Neste trabalho de arrumação e limpeza, lá fui parar ao recanto onde estão guardadas as agendas pessoais de cada ano, devidamente catalogadas. São cinquenta, desde 1973. Não tenho escrito nelas quaisquer comentários nem segredos porque esses estão imaginados naquelas páginas como sendo simplesmente a satisfação e entusiasmo por tudo quanto aconteceu desde que comecei a aparecer mais em público numa revelação jamais alguma vez pensada.

E, então, que “dizem” as agendas?

Faço, trazendo à memória, um pequeno apanhado na senda da arte.

Enveredei, por um mero acaso, pelos corredores das salas de teatro e entrei nos palcos, concorri, por três vezes em concursos internacionais , onde consegui sucesso, subi aos tablados nas festas, arraiais e romarias populares, abriram-se-me portas nas escolas e salas de convívio de muitas empresas, participei em comemorações de diversos aniversários familiares ou associativos, pisei variadíssimos sítios adaptados de modo interessante a espectáculos de todo o feitio, viajei inúmeras vezes na direcção de diferentes países – Alemanha, Suíça, Canadá, Estados Unidos da América do Norte, desde Nova York à Califórnia, e outros – e representei por duas vezes os artistas portugueses, no dia de Portugal, convivi em eventos festivos com as gentes da Madeira e Açores, cruzei-me e fiz amizade com artistas, cantores, actores e actrizes, técnicos de som e luz, locutores da Rádio e da Televisão, participei em diversos programas concretos e directos nos vários canais televisivos, entrei em entrevistas nas quais fui interrogado sobre a minha missão de vocação misturada com os exercícios artísticos.
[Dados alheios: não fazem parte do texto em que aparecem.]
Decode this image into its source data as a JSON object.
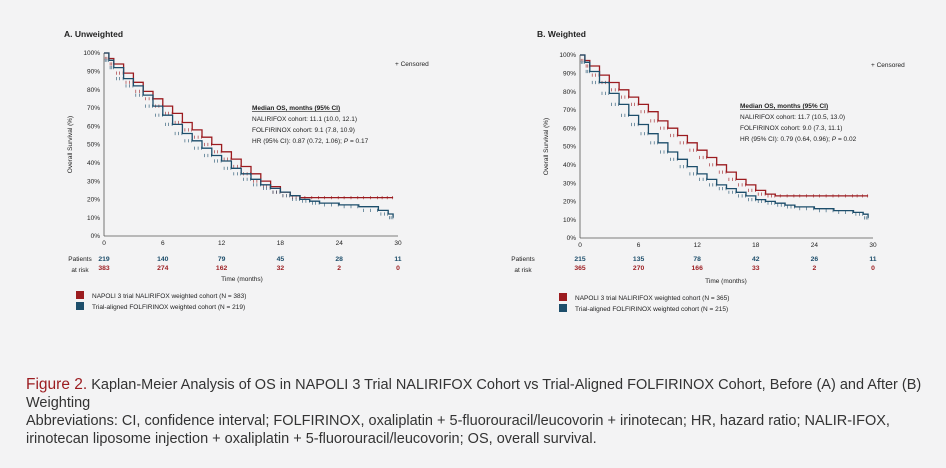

Também as agendas me informam sobre quanto recebi como cachet, durante estes anos todos, em troca da prestação dos serviços – não fiquei rico – e, ainda, os cinquenta por cento de actuações feitas gratuitamente, auxiliando Agremiações ou Instituições de acolhimento a crianças carenciadas ou idosos e nalgumas cadeias e Quartéis militares.

O que me apraz lembrar será uma espécie de história que se descreve a si mesma e a que, muitas vezes, não oferecemos atenção nem apreço, perdendo assim momentos prestimosos de enriquecimento interior e humano.

Muito mais poderia e deveria trazer à memória e deixar testemunhado, sem qualquer jeito de presunção.

E, por isto tudo, agora aceito com verdade e sem vaidade que todos somos dotados de grandes dons, porque instrumentos da vontade de Alguém que nos incumbe de grandes e importantes tarefas. Esta realidade nós a ignoramos quando, numa falha de consciencialização sobre a riqueza que trazemos em nós, esquecemos que não somos donos nem criadores do mundo, mas apenas pobres administradores de alguma coisa que nos foi confiada para nela fazermos mudanças em prol de momentos mais felizes na vida exigente da sociedade.

Quantos bens desaproveitamos, porquanto não buscamos um patamar superior que proteja o crescimento de um Universo de paz, com a noção serena do dever cumprido.

Olhar para trás, reviver e testemunhar o passado é reassumir a consciência da importância do que fomos e tivemos para formular uma atitude sincera de gratidão a Deus pelo que ainda somos agora e preparar sempre o futuro que acende por cima de todos um facho de alegria, pois na vida nem tudo deverá considerar-se perdido.